Por J. M. Pasquini Durán

A pesar de las múltiples declamaciones, hay pocas chances, por no decir ninguna, de un diálogo político y social verdadero para alcanzar alguna concertación estratégica. Más bien pueden ocurrir acuerdos circunstanciales y transitorios, como el que se dio durante el debate de la reforma laboral. Dejando de lado las cuotas de hipocresía o de buenas intenciones, a veces mezcladas en papillas intragables, para un acuerdo nacional hacen falta ingredientes diversos y hay ocasiones, al borde de algún abismo, que vale más un paso atrás en lugar de seguir adelante, hacia el vacío.

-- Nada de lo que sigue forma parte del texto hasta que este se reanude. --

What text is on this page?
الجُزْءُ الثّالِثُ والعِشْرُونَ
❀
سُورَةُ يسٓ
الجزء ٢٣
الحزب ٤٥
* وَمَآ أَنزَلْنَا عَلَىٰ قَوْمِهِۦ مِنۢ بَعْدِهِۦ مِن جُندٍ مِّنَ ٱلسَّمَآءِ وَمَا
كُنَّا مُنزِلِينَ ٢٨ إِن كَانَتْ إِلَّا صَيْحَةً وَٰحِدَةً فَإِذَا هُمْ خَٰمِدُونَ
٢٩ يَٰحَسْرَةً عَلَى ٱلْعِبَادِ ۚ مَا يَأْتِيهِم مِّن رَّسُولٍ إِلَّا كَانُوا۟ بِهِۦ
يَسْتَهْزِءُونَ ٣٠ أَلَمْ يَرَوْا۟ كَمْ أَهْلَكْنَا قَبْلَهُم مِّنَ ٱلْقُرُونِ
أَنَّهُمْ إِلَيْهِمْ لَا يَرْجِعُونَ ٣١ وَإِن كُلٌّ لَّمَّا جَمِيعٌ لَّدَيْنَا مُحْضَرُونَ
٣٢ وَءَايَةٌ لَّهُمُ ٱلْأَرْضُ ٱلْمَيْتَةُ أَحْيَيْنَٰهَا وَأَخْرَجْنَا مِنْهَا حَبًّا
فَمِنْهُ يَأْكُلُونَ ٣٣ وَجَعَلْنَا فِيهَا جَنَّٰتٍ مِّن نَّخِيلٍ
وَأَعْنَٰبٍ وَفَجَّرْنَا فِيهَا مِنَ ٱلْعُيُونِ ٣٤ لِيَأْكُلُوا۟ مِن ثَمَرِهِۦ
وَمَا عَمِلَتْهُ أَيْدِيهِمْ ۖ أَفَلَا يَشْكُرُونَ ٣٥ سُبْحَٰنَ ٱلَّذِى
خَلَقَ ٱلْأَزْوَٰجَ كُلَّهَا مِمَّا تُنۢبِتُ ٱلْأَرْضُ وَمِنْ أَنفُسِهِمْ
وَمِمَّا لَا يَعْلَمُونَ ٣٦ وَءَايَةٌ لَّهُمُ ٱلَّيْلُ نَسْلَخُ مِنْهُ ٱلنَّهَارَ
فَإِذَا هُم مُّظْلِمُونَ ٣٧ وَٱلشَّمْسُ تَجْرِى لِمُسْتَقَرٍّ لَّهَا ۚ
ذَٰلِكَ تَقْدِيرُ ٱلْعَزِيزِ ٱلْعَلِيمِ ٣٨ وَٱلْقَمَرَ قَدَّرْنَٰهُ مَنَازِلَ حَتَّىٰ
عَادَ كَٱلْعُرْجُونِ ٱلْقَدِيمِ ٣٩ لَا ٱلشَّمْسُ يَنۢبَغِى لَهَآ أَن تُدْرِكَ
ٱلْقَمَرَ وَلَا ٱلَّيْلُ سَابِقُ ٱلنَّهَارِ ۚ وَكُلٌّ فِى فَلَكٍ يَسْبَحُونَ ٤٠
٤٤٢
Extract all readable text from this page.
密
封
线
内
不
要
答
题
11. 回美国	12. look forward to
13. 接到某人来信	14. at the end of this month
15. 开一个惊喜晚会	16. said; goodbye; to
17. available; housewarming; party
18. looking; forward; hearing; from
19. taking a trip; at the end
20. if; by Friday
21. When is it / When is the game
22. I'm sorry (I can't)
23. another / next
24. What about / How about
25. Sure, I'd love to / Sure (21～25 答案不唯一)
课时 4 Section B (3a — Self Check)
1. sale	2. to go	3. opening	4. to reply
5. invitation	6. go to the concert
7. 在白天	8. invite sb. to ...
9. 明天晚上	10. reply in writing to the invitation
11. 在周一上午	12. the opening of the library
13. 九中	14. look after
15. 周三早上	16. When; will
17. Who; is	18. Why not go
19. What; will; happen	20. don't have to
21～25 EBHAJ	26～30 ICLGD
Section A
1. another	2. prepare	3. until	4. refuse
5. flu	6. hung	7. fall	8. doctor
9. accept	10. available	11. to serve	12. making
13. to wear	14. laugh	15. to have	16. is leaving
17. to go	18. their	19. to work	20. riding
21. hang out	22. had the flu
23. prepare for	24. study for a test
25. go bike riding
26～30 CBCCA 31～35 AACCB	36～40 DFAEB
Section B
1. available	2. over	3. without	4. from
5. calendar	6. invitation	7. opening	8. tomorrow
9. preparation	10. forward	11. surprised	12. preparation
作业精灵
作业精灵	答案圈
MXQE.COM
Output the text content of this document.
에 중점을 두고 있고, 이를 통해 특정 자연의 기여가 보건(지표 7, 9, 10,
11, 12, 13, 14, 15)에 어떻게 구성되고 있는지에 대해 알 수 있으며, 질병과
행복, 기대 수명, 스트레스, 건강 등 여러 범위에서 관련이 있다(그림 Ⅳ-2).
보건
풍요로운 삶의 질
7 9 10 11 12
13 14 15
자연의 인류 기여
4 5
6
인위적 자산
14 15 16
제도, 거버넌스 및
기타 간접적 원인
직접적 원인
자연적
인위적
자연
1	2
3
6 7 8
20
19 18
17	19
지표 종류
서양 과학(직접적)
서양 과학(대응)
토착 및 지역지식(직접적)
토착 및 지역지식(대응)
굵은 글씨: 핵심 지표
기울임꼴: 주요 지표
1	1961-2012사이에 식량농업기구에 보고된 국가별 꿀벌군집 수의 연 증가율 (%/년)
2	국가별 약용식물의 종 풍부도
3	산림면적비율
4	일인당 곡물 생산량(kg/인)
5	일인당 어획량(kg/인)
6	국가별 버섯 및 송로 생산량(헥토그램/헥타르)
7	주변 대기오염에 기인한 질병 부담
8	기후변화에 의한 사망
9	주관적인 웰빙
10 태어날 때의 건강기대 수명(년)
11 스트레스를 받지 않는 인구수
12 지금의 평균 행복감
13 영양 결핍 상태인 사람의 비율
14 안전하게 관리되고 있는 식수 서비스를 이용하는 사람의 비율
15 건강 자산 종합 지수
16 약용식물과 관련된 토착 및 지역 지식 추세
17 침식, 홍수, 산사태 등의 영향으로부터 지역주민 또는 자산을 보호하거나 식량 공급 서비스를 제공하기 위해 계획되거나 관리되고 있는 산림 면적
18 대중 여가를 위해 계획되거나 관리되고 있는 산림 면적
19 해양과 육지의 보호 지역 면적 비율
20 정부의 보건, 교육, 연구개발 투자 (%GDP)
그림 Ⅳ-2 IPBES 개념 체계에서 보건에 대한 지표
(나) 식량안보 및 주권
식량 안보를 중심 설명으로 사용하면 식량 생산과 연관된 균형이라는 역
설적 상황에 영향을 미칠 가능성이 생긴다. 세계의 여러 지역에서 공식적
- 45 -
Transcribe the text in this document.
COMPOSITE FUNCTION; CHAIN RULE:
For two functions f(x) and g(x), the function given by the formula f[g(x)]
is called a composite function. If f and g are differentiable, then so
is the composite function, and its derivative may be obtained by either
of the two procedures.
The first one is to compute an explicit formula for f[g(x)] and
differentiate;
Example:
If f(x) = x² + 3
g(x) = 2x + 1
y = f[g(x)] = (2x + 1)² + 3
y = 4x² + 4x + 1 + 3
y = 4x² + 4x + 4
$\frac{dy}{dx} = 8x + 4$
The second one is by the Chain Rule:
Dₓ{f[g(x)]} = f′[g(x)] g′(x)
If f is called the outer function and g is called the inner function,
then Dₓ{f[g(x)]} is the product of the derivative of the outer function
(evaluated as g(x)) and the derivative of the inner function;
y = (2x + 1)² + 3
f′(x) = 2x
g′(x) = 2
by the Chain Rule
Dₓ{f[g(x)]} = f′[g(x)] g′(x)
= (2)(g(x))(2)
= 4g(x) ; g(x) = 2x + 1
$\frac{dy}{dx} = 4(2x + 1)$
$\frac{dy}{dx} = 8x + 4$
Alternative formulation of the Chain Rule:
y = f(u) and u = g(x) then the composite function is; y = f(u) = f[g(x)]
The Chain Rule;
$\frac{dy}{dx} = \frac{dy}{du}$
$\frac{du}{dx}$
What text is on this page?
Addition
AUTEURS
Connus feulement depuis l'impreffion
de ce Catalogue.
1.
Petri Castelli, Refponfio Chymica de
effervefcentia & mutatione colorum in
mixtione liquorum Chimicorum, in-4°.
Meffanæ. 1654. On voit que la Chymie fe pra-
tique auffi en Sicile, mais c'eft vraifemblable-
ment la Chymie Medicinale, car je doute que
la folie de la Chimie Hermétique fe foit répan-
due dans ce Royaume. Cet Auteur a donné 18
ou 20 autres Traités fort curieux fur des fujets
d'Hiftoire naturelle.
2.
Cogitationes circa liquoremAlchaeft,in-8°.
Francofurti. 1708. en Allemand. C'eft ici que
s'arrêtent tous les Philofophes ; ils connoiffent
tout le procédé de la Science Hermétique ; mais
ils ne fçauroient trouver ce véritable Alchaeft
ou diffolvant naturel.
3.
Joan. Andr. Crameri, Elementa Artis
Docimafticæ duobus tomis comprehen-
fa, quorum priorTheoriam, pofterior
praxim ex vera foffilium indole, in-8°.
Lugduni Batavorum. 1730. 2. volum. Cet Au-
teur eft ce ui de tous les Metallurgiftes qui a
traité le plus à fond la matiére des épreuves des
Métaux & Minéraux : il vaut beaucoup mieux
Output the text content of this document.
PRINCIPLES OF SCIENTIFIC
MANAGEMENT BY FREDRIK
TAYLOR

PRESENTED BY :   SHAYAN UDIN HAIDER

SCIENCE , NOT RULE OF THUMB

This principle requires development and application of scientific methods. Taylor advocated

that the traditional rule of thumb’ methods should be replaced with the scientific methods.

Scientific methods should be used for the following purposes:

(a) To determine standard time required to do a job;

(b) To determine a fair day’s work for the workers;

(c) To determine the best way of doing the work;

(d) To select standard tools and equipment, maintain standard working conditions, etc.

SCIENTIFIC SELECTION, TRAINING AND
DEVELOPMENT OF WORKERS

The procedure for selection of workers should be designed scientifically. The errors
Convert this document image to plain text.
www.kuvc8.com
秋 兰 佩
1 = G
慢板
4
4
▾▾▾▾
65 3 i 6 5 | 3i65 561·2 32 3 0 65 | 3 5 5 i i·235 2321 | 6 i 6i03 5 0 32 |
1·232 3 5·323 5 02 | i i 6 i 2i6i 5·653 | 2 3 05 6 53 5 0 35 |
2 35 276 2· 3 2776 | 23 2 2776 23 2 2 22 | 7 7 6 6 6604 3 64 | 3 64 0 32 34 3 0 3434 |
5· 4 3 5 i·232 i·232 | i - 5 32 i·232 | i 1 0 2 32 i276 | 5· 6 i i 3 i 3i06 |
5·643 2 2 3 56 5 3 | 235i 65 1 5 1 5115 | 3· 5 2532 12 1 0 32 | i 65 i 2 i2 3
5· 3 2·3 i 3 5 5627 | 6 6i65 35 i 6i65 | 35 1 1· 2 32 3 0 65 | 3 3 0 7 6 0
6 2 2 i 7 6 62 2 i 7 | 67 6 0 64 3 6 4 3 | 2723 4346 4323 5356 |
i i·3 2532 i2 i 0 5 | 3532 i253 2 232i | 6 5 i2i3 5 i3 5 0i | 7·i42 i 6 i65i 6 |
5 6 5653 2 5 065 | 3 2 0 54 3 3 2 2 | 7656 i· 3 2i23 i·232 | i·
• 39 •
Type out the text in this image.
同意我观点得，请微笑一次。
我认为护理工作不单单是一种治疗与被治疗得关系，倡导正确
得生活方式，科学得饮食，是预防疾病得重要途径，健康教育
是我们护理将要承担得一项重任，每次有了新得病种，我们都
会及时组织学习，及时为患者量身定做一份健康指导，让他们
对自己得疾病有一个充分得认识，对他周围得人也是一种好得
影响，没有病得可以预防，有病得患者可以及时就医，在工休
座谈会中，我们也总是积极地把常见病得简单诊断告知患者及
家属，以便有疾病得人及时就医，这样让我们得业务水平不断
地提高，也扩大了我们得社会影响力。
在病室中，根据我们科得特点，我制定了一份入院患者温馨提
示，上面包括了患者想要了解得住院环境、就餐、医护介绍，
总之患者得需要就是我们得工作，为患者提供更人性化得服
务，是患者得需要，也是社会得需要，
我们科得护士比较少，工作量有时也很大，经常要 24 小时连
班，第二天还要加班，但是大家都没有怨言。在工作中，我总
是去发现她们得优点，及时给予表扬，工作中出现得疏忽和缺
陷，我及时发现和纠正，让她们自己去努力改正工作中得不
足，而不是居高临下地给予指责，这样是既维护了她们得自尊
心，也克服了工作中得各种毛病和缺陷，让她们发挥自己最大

El dialoguismo oficial, por ejemplo, más que ampliar la base institucional de la democracia lo que busca con ahínco, dentro y fuera de la Alianza, es la conformidad de sus oponentes para el reajuste que está aplicando aunque no acepta modificarlo porque considera que la legitimidad de su mandato, surgido de las urnas, alcanza a toda su gestión actual, aunque no se corresponda con los enunciados preelectorales. El uso repetido de los decretos de necesidad y urgencia para realizar sus planes habla de sus dificultades para imponer sus puntos de vista en las deliberaciones legislativas, en primer lugar dentro de sus propias filas, más que en el imperativo del corto plazo.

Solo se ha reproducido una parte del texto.